Cape Town - It was a warning from one charismatic Spanish hero in "El Cid" that seemingly went unheeded by another during the soccer season now near completion with what has been termed The Nelson Mandela Centenary Challenge between FC Barcelona and Mamelodi Sundowns at the FNB Stadium on Wednesday night.
"Danger breeds best on too much confidence," was the sage advice offered in the literary classic penned as far back as 1636 - and which the mighty Catalan soccer giants ignored to their cost on two fateful occasions to mar what could have been a well-nigh perfect season for the team that won the La Liga championship by a metaphorical mile, as well as annexing Spain's two knock-out cup competitions.

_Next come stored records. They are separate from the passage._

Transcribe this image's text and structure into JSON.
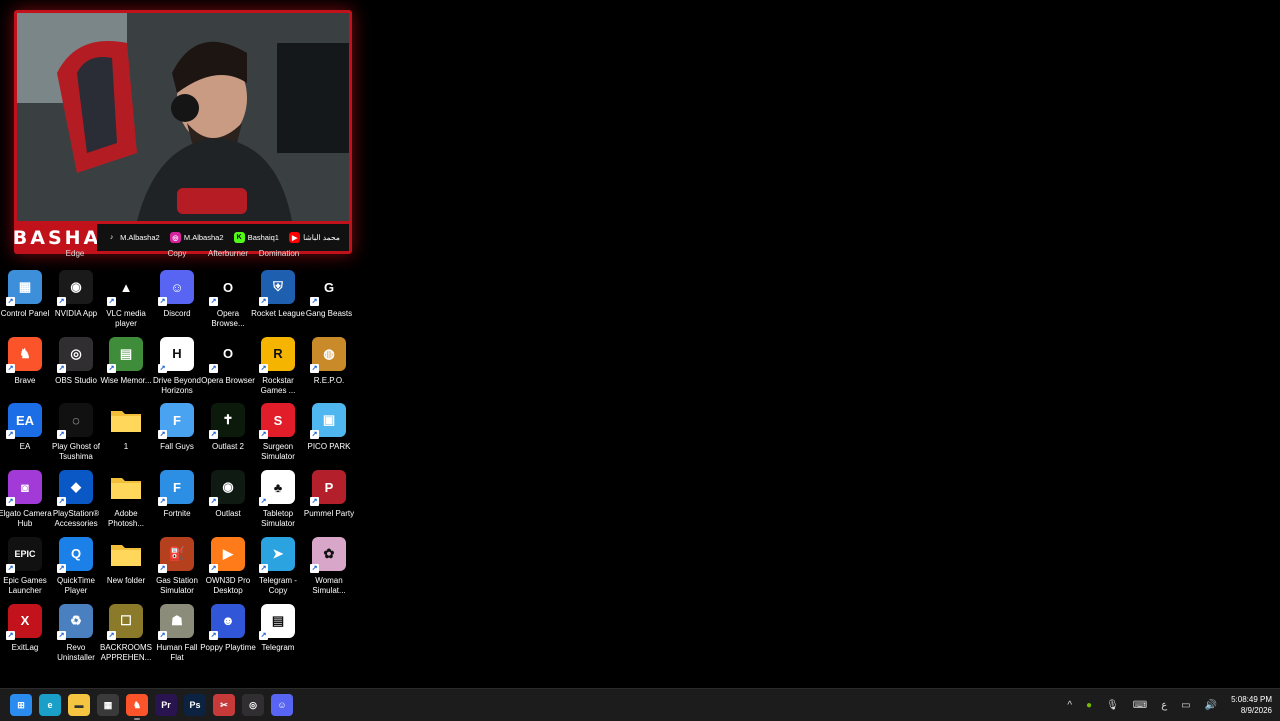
{
  "webcam": {
    "brand": "BASHA",
    "socials": [
      {
        "platform": "tiktok-icon",
        "handle": "M.Albasha2",
        "color": "#111111"
      },
      {
        "platform": "instagram-icon",
        "handle": "M.Albasha2",
        "color": "#d6249f"
      },
      {
        "platform": "kick-icon",
        "handle": "Bashaiq1",
        "color": "#53fc18"
      },
      {
        "platform": "youtube-icon",
        "handle": "محمد الباشا",
        "color": "#ff0000"
      }
    ]
  },
  "partial_labels": [
    "Edge",
    "Copy",
    "Afterburner",
    "Domination"
  ],
  "desktop_icons": [
    {
      "label": "Control Panel",
      "icon": "control-panel-icon",
      "color": "#3d8fd9",
      "glyph": "▦"
    },
    {
      "label": "NVIDIA App",
      "icon": "nvidia-icon",
      "color": "#1a1a1a",
      "glyph": "◉"
    },
    {
      "label": "VLC media player",
      "icon": "vlc-icon",
      "color": "#000000",
      "glyph": "▲"
    },
    {
      "label": "Discord",
      "icon": "discord-icon",
      "color": "#5865f2",
      "glyph": "☺"
    },
    {
      "label": "Opera Browse...",
      "icon": "opera-icon",
      "color": "#000000",
      "glyph": "O"
    },
    {
      "label": "Rocket League",
      "icon": "rocket-league-icon",
      "color": "#1e5fb0",
      "glyph": "⛨"
    },
    {
      "label": "Gang Beasts",
      "icon": "gang-beasts-icon",
      "color": "#000000",
      "glyph": "G"
    },
    {
      "label": "Brave",
      "icon": "brave-icon",
      "color": "#fb542b",
      "glyph": "♞"
    },
    {
      "label": "OBS Studio",
      "icon": "obs-icon",
      "color": "#302e31",
      "glyph": "◎"
    },
    {
      "label": "Wise Memor...",
      "icon": "wise-memory-icon",
      "color": "#3f8c3a",
      "glyph": "▤"
    },
    {
      "label": "Drive Beyond Horizons",
      "icon": "drive-beyond-horizons-icon",
      "color": "#ffffff",
      "glyph": "H"
    },
    {
      "label": "Opera Browser",
      "icon": "opera-icon",
      "color": "#000000",
      "glyph": "O"
    },
    {
      "label": "Rockstar Games ...",
      "icon": "rockstar-icon",
      "color": "#f4b400",
      "glyph": "R"
    },
    {
      "label": "R.E.P.O.",
      "icon": "repo-icon",
      "color": "#c98b2a",
      "glyph": "◍"
    },
    {
      "label": "EA",
      "icon": "ea-icon",
      "color": "#1b6ee6",
      "glyph": "EA"
    },
    {
      "label": "Play Ghost of Tsushima",
      "icon": "ghost-of-tsushima-icon",
      "color": "#111111",
      "glyph": "◌"
    },
    {
      "label": "1",
      "icon": "folder-icon",
      "color": "#f5c542",
      "glyph": ""
    },
    {
      "label": "Fall Guys",
      "icon": "fall-guys-icon",
      "color": "#4aa3f0",
      "glyph": "F"
    },
    {
      "label": "Outlast 2",
      "icon": "outlast-2-icon",
      "color": "#0c1a0c",
      "glyph": "✝"
    },
    {
      "label": "Surgeon Simulator",
      "icon": "surgeon-simulator-icon",
      "color": "#e11d2a",
      "glyph": "S"
    },
    {
      "label": "PICO PARK",
      "icon": "pico-park-icon",
      "color": "#4fb6f0",
      "glyph": "▣"
    },
    {
      "label": "Elgato Camera Hub",
      "icon": "elgato-icon",
      "color": "#a23ad8",
      "glyph": "◙"
    },
    {
      "label": "PlayStation® Accessories",
      "icon": "playstation-icon",
      "color": "#0a57c6",
      "glyph": "◆"
    },
    {
      "label": "Adobe Photosh...",
      "icon": "folder-icon",
      "color": "#f5c542",
      "glyph": ""
    },
    {
      "label": "Fortnite",
      "icon": "fortnite-icon",
      "color": "#2d8fe3",
      "glyph": "F"
    },
    {
      "label": "Outlast",
      "icon": "outlast-icon",
      "color": "#0f1a12",
      "glyph": "◉"
    },
    {
      "label": "Tabletop Simulator",
      "icon": "tabletop-simulator-icon",
      "color": "#ffffff",
      "glyph": "♣"
    },
    {
      "label": "Pummel Party",
      "icon": "pummel-party-icon",
      "color": "#b3202c",
      "glyph": "P"
    },
    {
      "label": "Epic Games Launcher",
      "icon": "epic-games-icon",
      "color": "#111111",
      "glyph": "EPIC"
    },
    {
      "label": "QuickTime Player",
      "icon": "quicktime-icon",
      "color": "#1b80e8",
      "glyph": "Q"
    },
    {
      "label": "New folder",
      "icon": "folder-icon",
      "color": "#f5c542",
      "glyph": ""
    },
    {
      "label": "Gas Station Simulator",
      "icon": "gas-station-simulator-icon",
      "color": "#b5401e",
      "glyph": "⛽"
    },
    {
      "label": "OWN3D Pro Desktop",
      "icon": "own3d-icon",
      "color": "#ff7a18",
      "glyph": "▶"
    },
    {
      "label": "Telegram - Copy",
      "icon": "telegram-icon",
      "color": "#2aa3e0",
      "glyph": "➤"
    },
    {
      "label": "Woman Simulat...",
      "icon": "woman-simulator-icon",
      "color": "#d8a6c8",
      "glyph": "✿"
    },
    {
      "label": "ExitLag",
      "icon": "exitlag-icon",
      "color": "#c2121c",
      "glyph": "X"
    },
    {
      "label": "Revo Uninstaller",
      "icon": "revo-uninstaller-icon",
      "color": "#4a7fc0",
      "glyph": "♻"
    },
    {
      "label": "BACKROOMS APPREHEN...",
      "icon": "backrooms-icon",
      "color": "#8a7a2a",
      "glyph": "☐"
    },
    {
      "label": "Human Fall Flat",
      "icon": "human-fall-flat-icon",
      "color": "#8c8c7a",
      "glyph": "☗"
    },
    {
      "label": "Poppy Playtime",
      "icon": "poppy-playtime-icon",
      "color": "#3156d8",
      "glyph": "☻"
    },
    {
      "label": "Telegram",
      "icon": "telegram-file-icon",
      "color": "#ffffff",
      "glyph": "▤"
    }
  ],
  "taskbar": {
    "apps": [
      {
        "name": "start-icon",
        "color": "#2b8cf0",
        "glyph": "⊞"
      },
      {
        "name": "edge-icon",
        "color": "#1aa0c8",
        "glyph": "e"
      },
      {
        "name": "file-explorer-icon",
        "color": "#f5c542",
        "glyph": "▬"
      },
      {
        "name": "microsoft-store-icon",
        "color": "#3a3a3a",
        "glyph": "▦"
      },
      {
        "name": "brave-icon",
        "color": "#fb542b",
        "glyph": "♞"
      },
      {
        "name": "premiere-pro-icon",
        "color": "#2a1450",
        "glyph": "Pr"
      },
      {
        "name": "photoshop-icon",
        "color": "#0b2340",
        "glyph": "Ps"
      },
      {
        "name": "snipping-icon",
        "color": "#c63a3a",
        "glyph": "✂"
      },
      {
        "name": "obs-icon",
        "color": "#302e31",
        "glyph": "◎"
      },
      {
        "name": "discord-icon",
        "color": "#5865f2",
        "glyph": "☺"
      }
    ],
    "tray": {
      "chevron": "^",
      "language": "ع",
      "time": "5:08:49 PM",
      "date": "8/9/2026"
    }
  }
}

In the first instance after Barcelona strolled to a 4-1 first-leg victory in Europe's Champions League against a competent, but out-classed Roma, an apparent nonchalant and blasé approach to the second leg resulted in them losing 3-0 and suffering humbling elimination on the away goal from the prized competition in which many had viewed them as favourites.
Then, on the eve of their hastily arranged, much-acclaimed, but in a number of respects ill-timed and curiously arranged encounter against Sundowns, the unforeseen calamity emerged for Barca whereby they found themselves floundering to a 5-1 deficit against modest, 16th-positioned Levante before going down 5-4 despite a belated late awakening.

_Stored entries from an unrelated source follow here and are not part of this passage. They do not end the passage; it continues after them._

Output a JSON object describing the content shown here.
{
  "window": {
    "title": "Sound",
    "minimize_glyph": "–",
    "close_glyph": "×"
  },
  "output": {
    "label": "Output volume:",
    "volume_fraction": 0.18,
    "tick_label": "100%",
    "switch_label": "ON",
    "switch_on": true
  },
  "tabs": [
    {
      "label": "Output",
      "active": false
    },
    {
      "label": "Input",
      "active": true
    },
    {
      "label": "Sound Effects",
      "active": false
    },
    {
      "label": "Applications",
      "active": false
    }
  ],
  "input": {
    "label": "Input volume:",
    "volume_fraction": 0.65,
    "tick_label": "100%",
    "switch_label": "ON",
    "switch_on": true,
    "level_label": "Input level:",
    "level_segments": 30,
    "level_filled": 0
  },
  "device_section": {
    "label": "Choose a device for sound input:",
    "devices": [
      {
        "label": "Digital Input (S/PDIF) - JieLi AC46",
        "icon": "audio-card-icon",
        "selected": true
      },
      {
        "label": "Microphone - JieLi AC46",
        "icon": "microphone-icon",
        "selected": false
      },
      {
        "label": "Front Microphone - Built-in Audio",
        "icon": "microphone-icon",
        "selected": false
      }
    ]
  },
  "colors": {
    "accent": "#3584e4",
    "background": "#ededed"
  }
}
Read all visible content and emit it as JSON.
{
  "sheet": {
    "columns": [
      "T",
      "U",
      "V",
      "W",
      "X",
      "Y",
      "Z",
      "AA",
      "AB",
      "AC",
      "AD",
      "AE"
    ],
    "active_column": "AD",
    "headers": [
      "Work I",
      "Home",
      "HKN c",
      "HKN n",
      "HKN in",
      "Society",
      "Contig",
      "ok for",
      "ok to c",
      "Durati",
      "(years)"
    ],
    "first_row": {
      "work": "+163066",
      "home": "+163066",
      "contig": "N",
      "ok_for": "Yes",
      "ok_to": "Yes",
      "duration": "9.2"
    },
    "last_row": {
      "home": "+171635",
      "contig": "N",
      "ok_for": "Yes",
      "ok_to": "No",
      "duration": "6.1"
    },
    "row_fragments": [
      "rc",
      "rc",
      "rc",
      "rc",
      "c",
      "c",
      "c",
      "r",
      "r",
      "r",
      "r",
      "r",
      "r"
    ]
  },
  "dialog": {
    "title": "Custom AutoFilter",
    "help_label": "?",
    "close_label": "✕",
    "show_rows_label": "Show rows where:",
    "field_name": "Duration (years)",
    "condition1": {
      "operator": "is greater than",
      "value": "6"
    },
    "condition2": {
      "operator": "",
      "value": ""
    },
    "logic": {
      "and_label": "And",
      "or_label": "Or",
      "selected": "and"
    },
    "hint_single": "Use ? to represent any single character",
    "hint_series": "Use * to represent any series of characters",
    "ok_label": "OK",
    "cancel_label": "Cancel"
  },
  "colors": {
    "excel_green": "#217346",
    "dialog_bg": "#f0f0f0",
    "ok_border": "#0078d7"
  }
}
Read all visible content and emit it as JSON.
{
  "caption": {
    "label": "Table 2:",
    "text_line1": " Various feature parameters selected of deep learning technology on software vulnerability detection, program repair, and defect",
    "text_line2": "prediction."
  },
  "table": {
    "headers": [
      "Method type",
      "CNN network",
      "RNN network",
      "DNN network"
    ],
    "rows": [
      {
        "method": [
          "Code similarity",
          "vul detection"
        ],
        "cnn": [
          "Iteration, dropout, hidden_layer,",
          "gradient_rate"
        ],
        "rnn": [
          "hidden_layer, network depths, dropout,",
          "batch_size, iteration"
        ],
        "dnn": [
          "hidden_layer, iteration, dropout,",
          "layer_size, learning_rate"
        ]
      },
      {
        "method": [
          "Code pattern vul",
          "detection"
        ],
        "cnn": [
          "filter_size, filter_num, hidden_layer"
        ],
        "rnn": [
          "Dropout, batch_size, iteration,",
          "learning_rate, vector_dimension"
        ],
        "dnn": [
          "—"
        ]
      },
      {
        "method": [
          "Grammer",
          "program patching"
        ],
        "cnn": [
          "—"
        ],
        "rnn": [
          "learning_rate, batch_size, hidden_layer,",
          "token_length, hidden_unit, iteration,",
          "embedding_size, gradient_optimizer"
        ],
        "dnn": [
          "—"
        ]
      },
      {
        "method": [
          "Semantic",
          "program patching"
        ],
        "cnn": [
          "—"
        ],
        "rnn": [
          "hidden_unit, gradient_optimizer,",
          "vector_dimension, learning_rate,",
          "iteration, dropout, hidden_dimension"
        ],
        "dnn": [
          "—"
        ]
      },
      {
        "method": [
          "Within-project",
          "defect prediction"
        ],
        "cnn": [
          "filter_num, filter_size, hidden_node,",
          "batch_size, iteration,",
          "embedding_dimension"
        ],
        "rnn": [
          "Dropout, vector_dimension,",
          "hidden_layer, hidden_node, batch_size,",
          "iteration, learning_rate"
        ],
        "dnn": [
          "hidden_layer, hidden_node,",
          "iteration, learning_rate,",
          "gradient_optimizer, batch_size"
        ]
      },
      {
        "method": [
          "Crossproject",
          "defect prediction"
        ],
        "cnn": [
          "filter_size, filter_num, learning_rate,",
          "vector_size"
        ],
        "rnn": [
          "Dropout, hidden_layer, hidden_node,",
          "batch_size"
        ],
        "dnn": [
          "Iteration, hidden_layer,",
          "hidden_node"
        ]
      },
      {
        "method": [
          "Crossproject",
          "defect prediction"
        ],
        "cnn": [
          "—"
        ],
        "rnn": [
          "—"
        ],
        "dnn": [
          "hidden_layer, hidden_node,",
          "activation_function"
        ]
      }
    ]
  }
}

And while Barcelona had already clinched the La Liga title sometime back, the defeat had huge consequences as they had been unbeaten after 36 matches in the 38-game La Liga programme and seemed all set to equal a momentous 88-year record of not losing a single game during a Spanish season - remembering too that when the record was set there were only half the number of the 20 teams now competing for the title.
It was a matter beyond some belief that Barcelona took the field with history of such a dimension beckoning without their amazing kingpin, Lionel Messi, considered widely to be the best player currently on the planet - and one of the greatest of all-time.

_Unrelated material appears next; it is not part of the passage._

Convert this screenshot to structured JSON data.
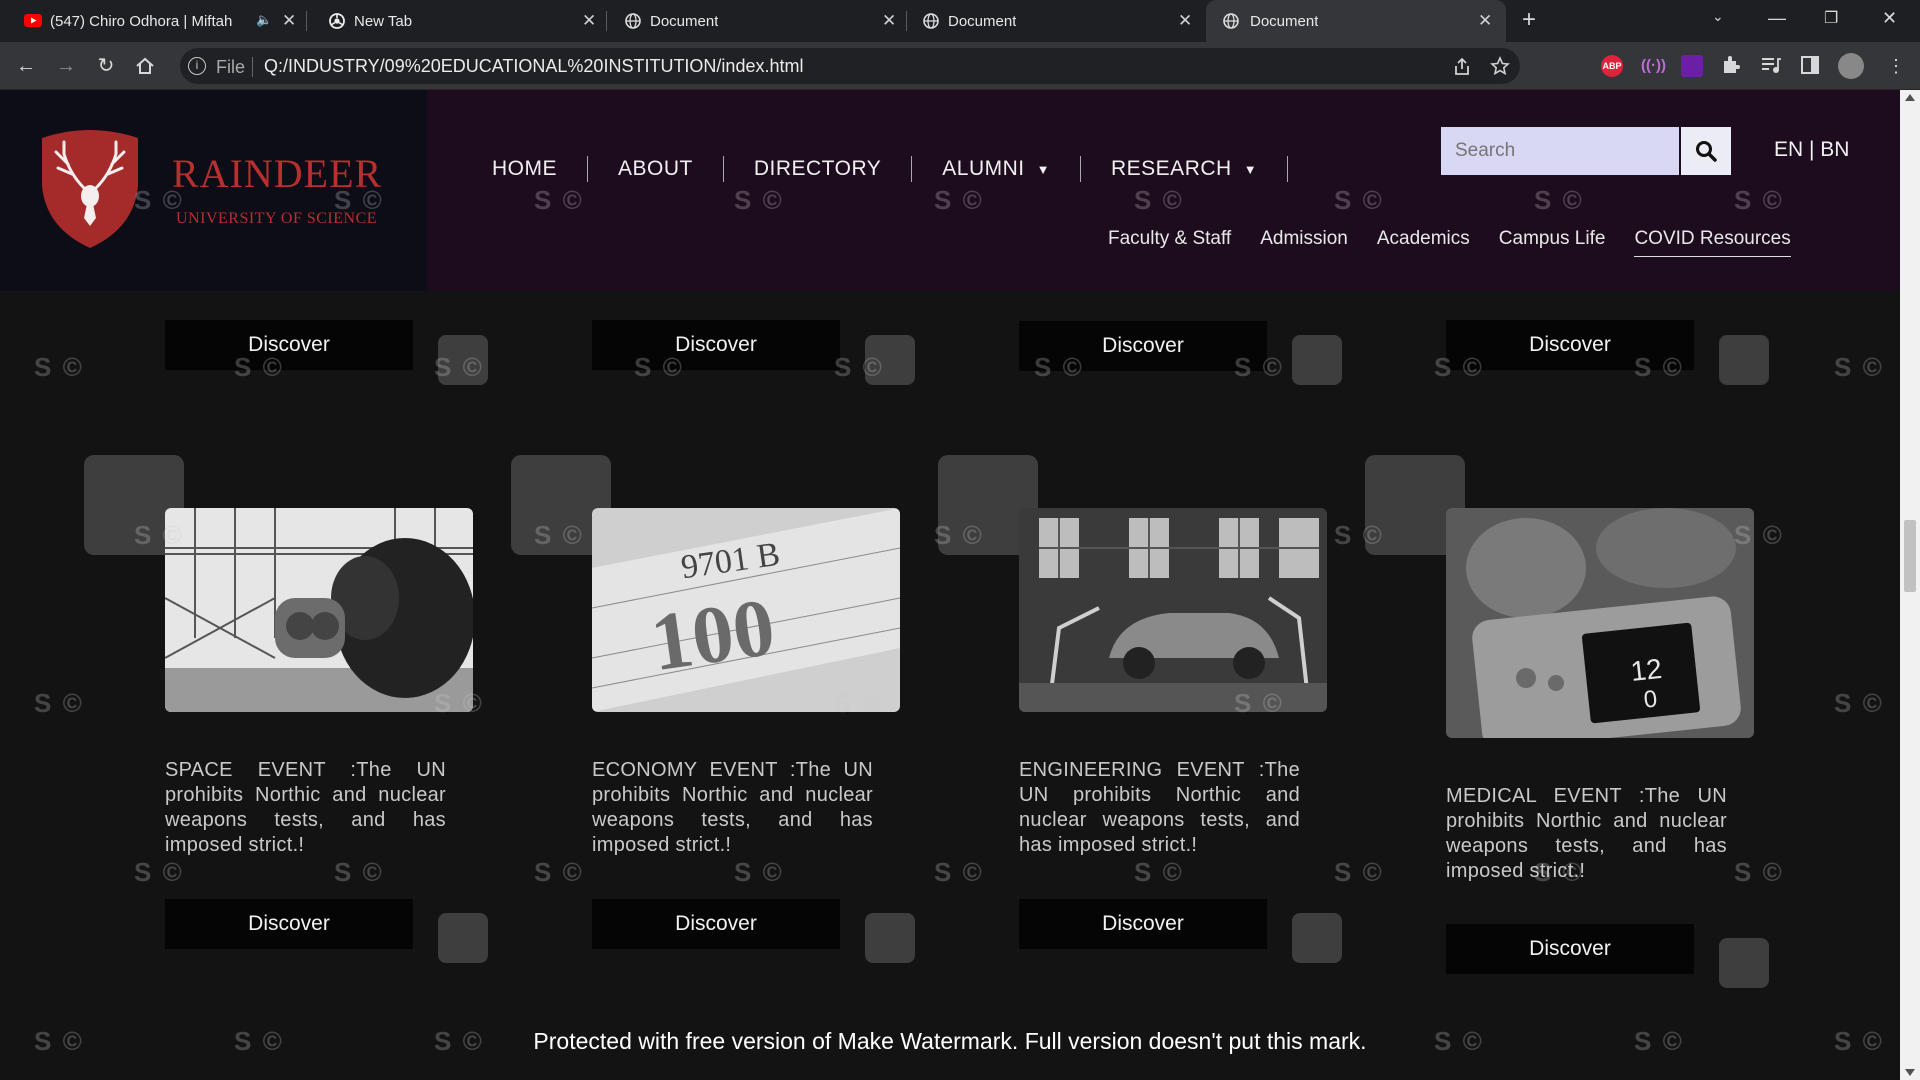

It seems the prospect of losing against Levante was the last thing Barcelona had on their mind and that with a contractual obligation to include Messi in the squad bound for South Africa, they believed they could comfortably afford giving their magnetic Argentinian maestro a break after a long season - and with the World Cup looming.
Now, in some ironic and obtuse way, there could be a backlash for Absa Premiership champions Sundowns, with Barcelona, no doubt, on guard to avoid a third, if less costly and high-profiled humiliation - even if their coach Ernesto Valverde suggested the game in South Africa would be something in the nature of a training outing and that Messi and other luminaries like Luis Suarez, Andries Iniestia and Philippe Coutinho might only appear on the field for something like 45 minutes
All this, however, was expressed before the Levante debacle - and a totally different viewpoint might now have taken root - particularly if Barcelona take into account the significance of a game that is designed to celebrate the 100th anniversary of the birth of Nelson Mandela - whose greatness descends beyond the grave and is the reason for the match at FNB Stadium being staged at all at this particular juncture.